In Once A Hero, Esmay Suiza is the leading woman. She is a young lieutenant on trial for her involvement with a mutiny that took place in the previous novels. Fortunately for her, she was a hero and the Court Martial is supposedly a formality. It is nonetheless stressful on Esmay and tests her self-confidence while forcing her to examine her choices. I enjoyed her strength of character as she reviews her testimony and role in the incident. It was also a good introduction to Fleet, this book's space military.
After the trial, she goes to visit her home planet of Altiplano. Esmay comes from a wealthy and powerful family of General's, her father being one of them. We get a taste of a different society in which male and female roles are traditionally well defined. In contrast to Fleet's court martial, her home planet hails her ceremoniously as a hero. Because she is a woman, her success in the military would not have been possible on Altiplano, making the warm welcome all the more meaningful to her.

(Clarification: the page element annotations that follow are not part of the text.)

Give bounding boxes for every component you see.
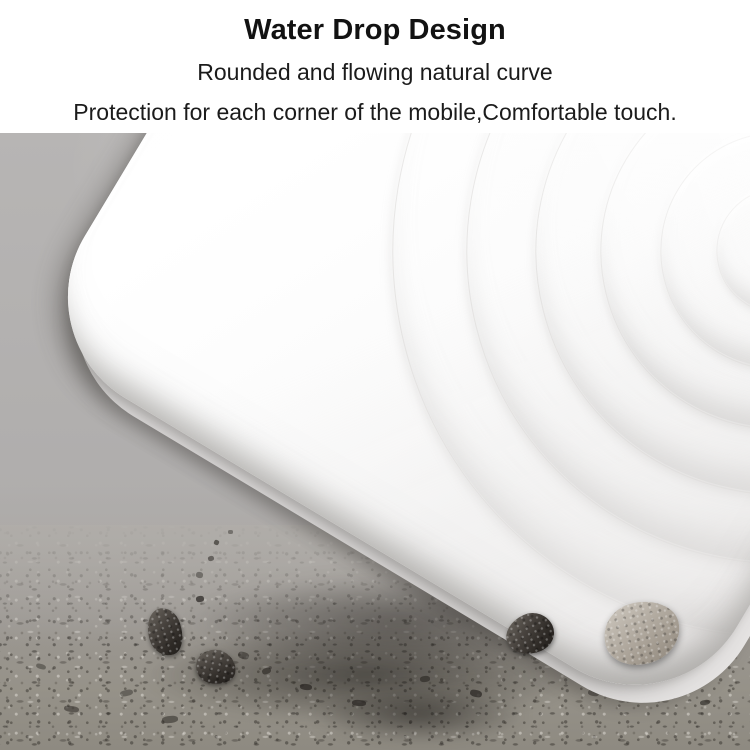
subtitle-line-2: Protection for each corner of the mobile… <box>0 97 750 127</box>
pebble-dark-right <box>500 606 560 662</box>
pebble-dark-right-speckle <box>500 606 560 662</box>
header-text-band: Water Drop Design Rounded and flowing na… <box>0 0 750 133</box>
pebble-grey-large-speckle <box>598 595 685 671</box>
pebble-dark-lower-speckle <box>193 646 239 688</box>
pebble-dark-upper-speckle <box>141 604 188 660</box>
pebble-grey-large <box>598 595 685 671</box>
pebble-dark-lower <box>193 646 239 688</box>
subtitle-line-1: Rounded and flowing natural curve <box>0 57 750 87</box>
pebble-dark-upper <box>141 604 188 660</box>
page-title: Water Drop Design <box>0 12 750 48</box>
product-photo-scene <box>0 133 750 750</box>
product-banner: Water Drop Design Rounded and flowing na… <box>0 0 750 750</box>
pebble-layer <box>0 133 750 750</box>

While she is there, a tragic hidden past and a family betrayal are revealed. Esmay must face some hard truths.
She returns to Fleet to continue in the navy and is reassigned to a space station. Esmay becomes acquainted with the station and the duties required of her position in the technical track. She struggles with her true desire to be command track and reflects on how the violent crime against her when she was a child has impacted her personality and behavior. She also tries to modify her ingrained sense of courtesy. A potential love interest, Barin Serrano, explains that things considered rude on Altiplano are perceived differently in the Fleet culture and are affecting her image. A whole new part of the story develops in which an attempt is made by the evil Bloodhorde to take over the space station and Esmay is given an opportunity to draw upon her abilities to make important command decisions and stand out as a hero once again.

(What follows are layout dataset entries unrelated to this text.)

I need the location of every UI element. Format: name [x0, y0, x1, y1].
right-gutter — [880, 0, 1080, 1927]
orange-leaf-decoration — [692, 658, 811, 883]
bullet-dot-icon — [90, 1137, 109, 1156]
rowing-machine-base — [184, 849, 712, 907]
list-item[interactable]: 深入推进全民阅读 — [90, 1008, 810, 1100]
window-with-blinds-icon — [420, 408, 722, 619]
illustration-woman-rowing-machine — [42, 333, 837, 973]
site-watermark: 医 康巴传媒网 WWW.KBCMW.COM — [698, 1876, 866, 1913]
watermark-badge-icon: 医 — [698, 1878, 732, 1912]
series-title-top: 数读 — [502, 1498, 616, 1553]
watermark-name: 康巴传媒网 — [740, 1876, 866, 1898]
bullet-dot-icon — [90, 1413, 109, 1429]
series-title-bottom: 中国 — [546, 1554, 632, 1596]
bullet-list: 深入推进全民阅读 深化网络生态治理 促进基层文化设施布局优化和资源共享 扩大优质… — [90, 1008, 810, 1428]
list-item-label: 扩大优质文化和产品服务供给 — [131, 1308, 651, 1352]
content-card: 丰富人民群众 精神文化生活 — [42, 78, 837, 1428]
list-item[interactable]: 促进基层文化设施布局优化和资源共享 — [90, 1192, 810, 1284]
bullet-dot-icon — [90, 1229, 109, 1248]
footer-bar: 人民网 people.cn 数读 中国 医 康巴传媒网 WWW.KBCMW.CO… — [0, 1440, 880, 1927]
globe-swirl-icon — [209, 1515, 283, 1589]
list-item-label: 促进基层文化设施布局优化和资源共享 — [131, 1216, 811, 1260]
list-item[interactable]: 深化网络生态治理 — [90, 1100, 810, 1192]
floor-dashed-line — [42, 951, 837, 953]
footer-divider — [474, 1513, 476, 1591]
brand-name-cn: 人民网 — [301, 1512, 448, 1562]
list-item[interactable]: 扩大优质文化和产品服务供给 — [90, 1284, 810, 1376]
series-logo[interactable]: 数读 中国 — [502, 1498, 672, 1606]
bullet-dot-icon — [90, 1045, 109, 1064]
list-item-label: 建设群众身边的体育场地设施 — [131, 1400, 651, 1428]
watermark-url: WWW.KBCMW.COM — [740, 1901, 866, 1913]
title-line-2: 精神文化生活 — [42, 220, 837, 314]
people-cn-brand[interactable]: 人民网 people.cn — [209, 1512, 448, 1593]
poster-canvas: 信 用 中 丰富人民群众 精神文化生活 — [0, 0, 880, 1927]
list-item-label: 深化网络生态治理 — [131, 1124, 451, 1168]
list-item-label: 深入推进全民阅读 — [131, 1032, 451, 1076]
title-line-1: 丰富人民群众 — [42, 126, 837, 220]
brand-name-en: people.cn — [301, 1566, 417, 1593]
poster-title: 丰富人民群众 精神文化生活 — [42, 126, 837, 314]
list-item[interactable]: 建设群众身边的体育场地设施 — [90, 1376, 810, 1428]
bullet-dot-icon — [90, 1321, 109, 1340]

There are several things I didn't like about the book...the manner in which the enemy is defeated came off as silly to me. There are some repetitive comments about how people think Esmay has promise and why won't she come out of her shell and when will it happen. Also, the subject of sexual violence seems a very serious issue to address and while it didn't bother me, I can see how this portion of the story or its treatment may not appeal to everyone.

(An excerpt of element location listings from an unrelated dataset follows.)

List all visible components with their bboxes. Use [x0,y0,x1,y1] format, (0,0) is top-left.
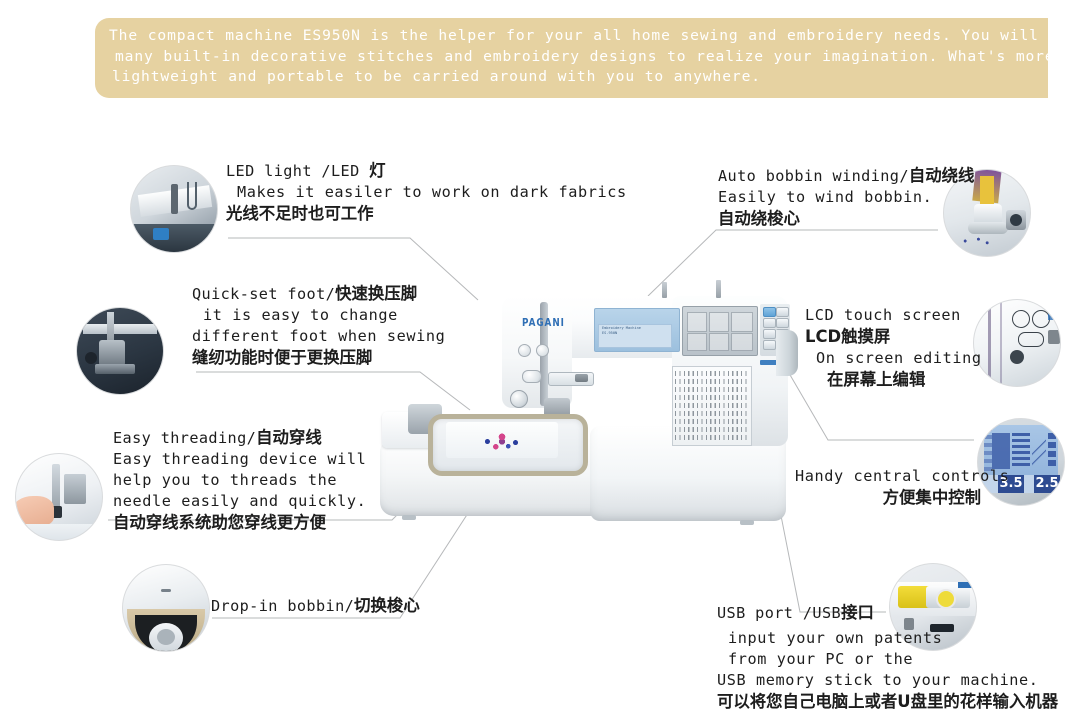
callout-usb-port-line4: USB memory stick to your machine. [717,670,1058,691]
thread-cutter-button[interactable] [536,344,549,357]
callout-easy-threading-title: Easy threading/自动穿线 [113,427,366,449]
stitch-chart-row [675,411,749,416]
machine-foot-left [402,515,416,520]
stitch-chart-row [675,395,749,400]
callout-usb-port-title: USB port /USB接口 [717,602,1058,624]
callout-led-light-title: LED light /LED 灯 [226,160,627,182]
screen-cell [731,333,753,351]
stitch-chart-row [675,427,749,432]
infographic-canvas: The compact machine ES950N is the helper… [0,0,1088,728]
screen-cell [709,312,729,332]
callout-led-light: LED light /LED 灯 Makes it easiler to wor… [226,160,627,225]
callout-handy-central-controls-line2: 方便集中控制 [795,487,981,509]
callout-auto-bobbin-winding-line3: 自动绕梭心 [718,208,974,230]
keypad-key[interactable] [776,318,789,328]
keypad-key[interactable] [776,307,789,317]
callout-quick-set-foot-title: Quick-set foot/快速换压脚 [192,283,445,305]
callout-usb-port-line5: 可以将您自己电脑上或者U盘里的花样输入机器 [717,691,1058,713]
screen-cell [709,333,729,351]
callout-lcd-touch-screen: LCD touch screen LCD触摸屏 On screen editin… [805,305,982,391]
quick-set-foot-thumbnail [77,308,163,394]
stitch-chart-row [675,371,749,376]
handy-central-controls-thumbnail: 3.5 2.5 [978,419,1064,505]
screen-cell [687,333,707,351]
callout-lcd-touch-screen-title: LCD touch screen [805,305,982,326]
callout-lcd-touch-screen-line4: 在屏幕上编辑 [805,369,982,391]
callout-easy-threading-line3: help you to threads the [113,470,366,491]
callout-auto-bobbin-winding: Auto bobbin winding/自动绕线 Easily to wind … [718,165,974,230]
callout-handy-central-controls-title: Handy central controls [795,466,981,487]
screen-cell [687,312,707,332]
callout-quick-set-foot-line2: it is easy to change [192,305,445,326]
machine-foot-right [740,520,754,525]
callout-quick-set-foot: Quick-set foot/快速换压脚 it is easy to chang… [192,283,445,369]
keypad-key[interactable] [763,307,776,317]
stitch-chart-row [675,379,749,384]
embroidery-design [476,428,528,454]
callout-led-light-line3: 光线不足时也可工作 [226,203,627,225]
callout-usb-port: USB port /USB接口 input your own patents f… [717,602,1058,713]
lcd-touch-screen[interactable] [682,306,758,356]
callout-drop-in-bobbin: Drop-in bobbin/切换梭心 [211,595,420,617]
stitch-chart-row [675,419,749,424]
brand-logo: PAGANI [522,316,565,329]
callout-easy-threading-line5: 自动穿线系统助您穿线更方便 [113,512,366,534]
lcd-touch-screen-thumbnail [974,300,1060,386]
stitch-chart-row [675,403,749,408]
callout-lcd-touch-screen-line2: LCD触摸屏 [805,326,982,348]
reverse-stitch-button[interactable] [522,370,542,383]
lcd-stitch-length-value: 2.5 [1034,475,1060,493]
callout-drop-in-bobbin-title: Drop-in bobbin/切换梭心 [211,595,420,617]
callout-usb-port-line2: input your own patents [717,628,1058,649]
callout-handy-central-controls: Handy central controls 方便集中控制 [795,466,981,509]
speed-control-slider[interactable] [548,372,594,386]
hand-wheel[interactable] [776,330,798,376]
keypad-key[interactable] [763,329,776,339]
slider-knob[interactable] [575,374,588,382]
stitch-chart-row [675,435,749,440]
bobbin-winder-spindle [716,280,721,298]
keypad-key[interactable] [763,340,776,350]
callout-usb-port-line3: from your PC or the [717,649,1058,670]
callout-auto-bobbin-winding-title: Auto bobbin winding/自动绕线 [718,165,974,187]
stitch-chart-row [675,387,749,392]
callout-easy-threading-line2: Easy threading device will [113,449,366,470]
screen-cell [731,312,753,332]
tension-dial[interactable] [510,390,528,408]
callout-easy-threading-line4: needle easily and quickly. [113,491,366,512]
machine-model-text: Embroidery Machine ES-950N [602,326,668,336]
callout-led-light-line2: Makes it easiler to work on dark fabrics [226,182,627,203]
callout-auto-bobbin-winding-line2: Easily to wind bobbin. [718,187,974,208]
easy-threading-thumbnail [16,454,102,540]
callout-quick-set-foot-line3: different foot when sewing [192,326,445,347]
keypad-key[interactable] [763,318,776,328]
drop-in-bobbin-thumbnail [123,565,209,651]
stitch-pattern-chart [672,366,752,446]
needle-position-button[interactable] [518,344,531,357]
callout-lcd-touch-screen-line3: On screen editing [805,348,982,369]
callout-quick-set-foot-line4: 缝纫功能时便于更换压脚 [192,347,445,369]
led-light-thumbnail [131,166,217,252]
spool-pin [662,282,667,298]
callout-easy-threading: Easy threading/自动穿线 Easy threading devic… [113,427,366,534]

I did love the details. I really imagined the space station, the special suits, the ships and what life in space would be like. I loved Esmay's dedication, hard-working attitude and rise to success. I did go on to read the next book in this series and found it lacking in comparison to Once a Hero.
The book can easily be read without reading the three earlier books in the series (Hunting Party, Sporting Chance, Winning Colors), which aren't nearly as good. The later books are also weaker, in my opinion.